Rappers Luke Campbell, Jermaine Dupri, and 21 Savage serve as executive producers, with the latter two hailing from Atlanta.Freaknik History lessons begin with a crash course in the importance of Georgia City to African American culture, business, and politics. Notably, the city is home to several prestigious HBCUs, including Clark Atlanta University, Morehouse College, and Spelman College. The first-ever Freaknik was born in Spellman in 1983, when the student organization DC Metro Club decided to host a picnic for children staying on campus during spring break. In a frankly adorable move, director Williams will reunite five of his students in 2023: Emma Horton, Monique River, Amadi Boone, Tony Towns, and Sharon Toomer.

freaknik trailer
Photo: Hulu

“Everyone looks the same except Emma’s hair is now blue!” exclaimed Boone amidst hugs and cries of joy. Former classmates reminisce about their fortuitous legacies. They say this legacy was never intended to be anything more than a PG-rated Southern meal in Atlanta’s Piedmont Park for students who couldn’t afford to travel during the holidays. Sure, there was beer, but no one was having sex on the street. DC Metro His club had precedent for hosting “freak” themed events and parties, inspired by Thicke’s 1978 song “Le Freak.” Hence, the spring break picnic was named “Freaknik,” a combination of “freak” and “picnic.”

“People think ‘freak’ is ‘freak,’ but when we were doing freak, it wasn’t scandalous,” Tolliver explained in an interview with Talking Heads. “But it was fun.”

After the success of the first picnic, the DC Metro Club turned it into an annual event. Word spread to other black colleges in the area and eventually throughout the United States. By 1989, the event had become so well known in African American culture that the festival was heavily featured on a sitcom. another worldspin-off work. cosby show Follow Dennis Huxtable to a fictional HBCU. After this, the real party started. People weren’t just coming to the park for a picnic, they were coming to Atlanta for a city-wide celebration. While white college students flocked to Daytona Beach, Florida, black students drove to Atlanta.

Freaknik Hulu Documentary
Photo: Hulu

Featuring interviews with rappers like Campbell, Dupri, 21 Savage, Lil Jon, Cee-Lo Green, Too Short, and Killer Mike, Williams also dives into the wild days of ’90s freakniks. The doc maintains its upbeat, celebratory atmosphere. Although Campbell is credited with bringing the raunchy Miami party atmosphere to the 1994 festival, her focus is on the festival as a wonderland of music, fashion, dance, and culture. fun. Yes, there are grainy camcorder videos of women shaking their butts and pulling up their tops. However, their wide smiles seem free and joyful, rather than obscene and unrefined.

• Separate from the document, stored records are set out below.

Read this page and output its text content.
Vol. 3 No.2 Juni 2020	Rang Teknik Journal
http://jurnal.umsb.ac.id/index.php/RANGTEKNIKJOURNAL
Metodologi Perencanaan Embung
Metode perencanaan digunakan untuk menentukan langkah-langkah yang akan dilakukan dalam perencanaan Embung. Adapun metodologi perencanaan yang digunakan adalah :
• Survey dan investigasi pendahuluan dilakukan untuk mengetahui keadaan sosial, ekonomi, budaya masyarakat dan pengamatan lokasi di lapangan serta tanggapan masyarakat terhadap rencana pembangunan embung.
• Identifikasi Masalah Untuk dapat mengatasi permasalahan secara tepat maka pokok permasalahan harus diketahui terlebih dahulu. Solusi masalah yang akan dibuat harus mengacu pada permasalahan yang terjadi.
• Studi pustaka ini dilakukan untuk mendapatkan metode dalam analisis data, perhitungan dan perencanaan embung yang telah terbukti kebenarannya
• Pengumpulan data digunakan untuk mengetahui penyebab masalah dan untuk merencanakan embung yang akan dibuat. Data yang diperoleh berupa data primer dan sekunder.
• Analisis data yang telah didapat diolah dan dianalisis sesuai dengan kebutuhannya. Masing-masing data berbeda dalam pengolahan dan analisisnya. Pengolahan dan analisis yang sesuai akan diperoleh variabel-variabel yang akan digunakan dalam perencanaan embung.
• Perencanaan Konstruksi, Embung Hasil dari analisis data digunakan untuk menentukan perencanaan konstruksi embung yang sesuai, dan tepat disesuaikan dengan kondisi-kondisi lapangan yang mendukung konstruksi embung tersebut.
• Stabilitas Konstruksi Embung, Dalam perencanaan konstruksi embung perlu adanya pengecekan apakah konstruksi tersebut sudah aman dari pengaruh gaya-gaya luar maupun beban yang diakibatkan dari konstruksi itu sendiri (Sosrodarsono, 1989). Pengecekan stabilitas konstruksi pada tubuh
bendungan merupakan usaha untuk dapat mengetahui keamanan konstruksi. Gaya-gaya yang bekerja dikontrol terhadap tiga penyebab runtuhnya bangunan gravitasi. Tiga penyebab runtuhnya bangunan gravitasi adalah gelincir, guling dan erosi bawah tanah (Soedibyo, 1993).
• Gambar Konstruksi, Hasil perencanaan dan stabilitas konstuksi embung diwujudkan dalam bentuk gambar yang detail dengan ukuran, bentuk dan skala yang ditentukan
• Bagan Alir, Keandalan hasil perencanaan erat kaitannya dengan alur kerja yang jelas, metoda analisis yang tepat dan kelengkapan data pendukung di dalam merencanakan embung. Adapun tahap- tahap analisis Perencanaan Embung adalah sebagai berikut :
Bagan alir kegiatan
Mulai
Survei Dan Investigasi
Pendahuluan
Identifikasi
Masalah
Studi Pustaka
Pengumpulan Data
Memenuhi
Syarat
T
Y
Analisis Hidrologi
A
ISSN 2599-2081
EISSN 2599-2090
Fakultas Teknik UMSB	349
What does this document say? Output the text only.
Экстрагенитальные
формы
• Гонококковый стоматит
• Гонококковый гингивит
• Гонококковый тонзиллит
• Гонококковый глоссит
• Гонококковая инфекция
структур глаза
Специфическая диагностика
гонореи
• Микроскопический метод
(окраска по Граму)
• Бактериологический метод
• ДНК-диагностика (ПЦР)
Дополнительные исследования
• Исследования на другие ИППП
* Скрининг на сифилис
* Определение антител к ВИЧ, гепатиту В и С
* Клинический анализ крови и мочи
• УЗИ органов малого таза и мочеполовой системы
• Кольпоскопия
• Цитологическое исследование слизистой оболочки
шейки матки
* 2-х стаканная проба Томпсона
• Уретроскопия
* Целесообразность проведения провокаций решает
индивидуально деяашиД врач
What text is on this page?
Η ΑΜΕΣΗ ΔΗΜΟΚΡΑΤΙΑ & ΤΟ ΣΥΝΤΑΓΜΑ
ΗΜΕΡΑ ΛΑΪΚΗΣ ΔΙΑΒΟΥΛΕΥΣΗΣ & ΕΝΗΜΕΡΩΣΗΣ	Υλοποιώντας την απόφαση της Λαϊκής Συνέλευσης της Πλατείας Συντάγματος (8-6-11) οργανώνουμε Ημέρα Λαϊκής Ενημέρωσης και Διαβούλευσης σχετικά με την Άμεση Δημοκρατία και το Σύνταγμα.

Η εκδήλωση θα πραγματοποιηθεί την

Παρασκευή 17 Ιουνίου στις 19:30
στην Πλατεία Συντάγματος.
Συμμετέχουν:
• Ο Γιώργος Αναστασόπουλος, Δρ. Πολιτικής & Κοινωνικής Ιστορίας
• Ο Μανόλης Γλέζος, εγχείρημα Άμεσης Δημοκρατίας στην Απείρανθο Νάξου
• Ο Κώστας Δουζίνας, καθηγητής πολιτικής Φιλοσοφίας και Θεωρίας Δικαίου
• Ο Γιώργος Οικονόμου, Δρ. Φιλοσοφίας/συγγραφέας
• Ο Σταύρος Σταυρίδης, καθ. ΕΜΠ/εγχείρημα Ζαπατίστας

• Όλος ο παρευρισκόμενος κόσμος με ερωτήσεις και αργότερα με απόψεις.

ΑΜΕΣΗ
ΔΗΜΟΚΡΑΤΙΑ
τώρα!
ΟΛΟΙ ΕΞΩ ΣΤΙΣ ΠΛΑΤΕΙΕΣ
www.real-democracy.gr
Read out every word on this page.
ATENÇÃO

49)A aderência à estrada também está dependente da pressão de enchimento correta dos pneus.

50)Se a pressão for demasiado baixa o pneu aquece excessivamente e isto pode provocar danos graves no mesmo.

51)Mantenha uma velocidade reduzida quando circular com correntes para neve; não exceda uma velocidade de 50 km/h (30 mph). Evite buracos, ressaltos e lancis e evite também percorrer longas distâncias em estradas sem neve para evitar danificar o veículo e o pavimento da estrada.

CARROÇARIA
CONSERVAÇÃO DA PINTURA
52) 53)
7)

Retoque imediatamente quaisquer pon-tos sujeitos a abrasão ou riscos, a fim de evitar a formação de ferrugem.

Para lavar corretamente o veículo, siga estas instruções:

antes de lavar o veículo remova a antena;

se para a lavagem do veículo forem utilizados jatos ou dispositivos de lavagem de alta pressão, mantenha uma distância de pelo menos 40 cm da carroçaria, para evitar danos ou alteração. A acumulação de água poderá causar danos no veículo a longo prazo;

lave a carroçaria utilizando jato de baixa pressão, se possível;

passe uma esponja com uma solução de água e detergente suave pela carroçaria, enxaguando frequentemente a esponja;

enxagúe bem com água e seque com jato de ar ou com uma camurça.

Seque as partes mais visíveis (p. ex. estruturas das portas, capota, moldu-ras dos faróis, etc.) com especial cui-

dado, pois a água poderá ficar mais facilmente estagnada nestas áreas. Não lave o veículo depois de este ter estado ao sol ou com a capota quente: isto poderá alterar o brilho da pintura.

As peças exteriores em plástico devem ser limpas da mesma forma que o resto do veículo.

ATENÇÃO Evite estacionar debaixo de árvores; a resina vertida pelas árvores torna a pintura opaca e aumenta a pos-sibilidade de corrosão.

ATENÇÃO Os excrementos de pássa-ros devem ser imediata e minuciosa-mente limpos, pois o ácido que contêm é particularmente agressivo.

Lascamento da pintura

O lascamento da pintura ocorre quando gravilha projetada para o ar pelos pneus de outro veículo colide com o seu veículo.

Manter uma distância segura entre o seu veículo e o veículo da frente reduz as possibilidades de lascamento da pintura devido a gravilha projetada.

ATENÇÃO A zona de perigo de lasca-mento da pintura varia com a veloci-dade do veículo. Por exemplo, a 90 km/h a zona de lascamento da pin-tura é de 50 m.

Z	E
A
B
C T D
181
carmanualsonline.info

Near the end of its running time, the documentary finally gets into the darker side of the festival: allegations of assault and rape. But it’s clear that Williams and his fellow producers don’t want to focus on such thorny issues. Freaknik: The Wildest Untold Party This is an exercise in archiving fun moments that 21 Savage can never truly recreate, no matter how hard he tries. In that respect, the film is an unparalleled success. I’ve never had so much fun getting lost in something.

Freaknik: The Wildest Untold Party ‘ will begin streaming on Hulu in the US on Thursday, March 21st.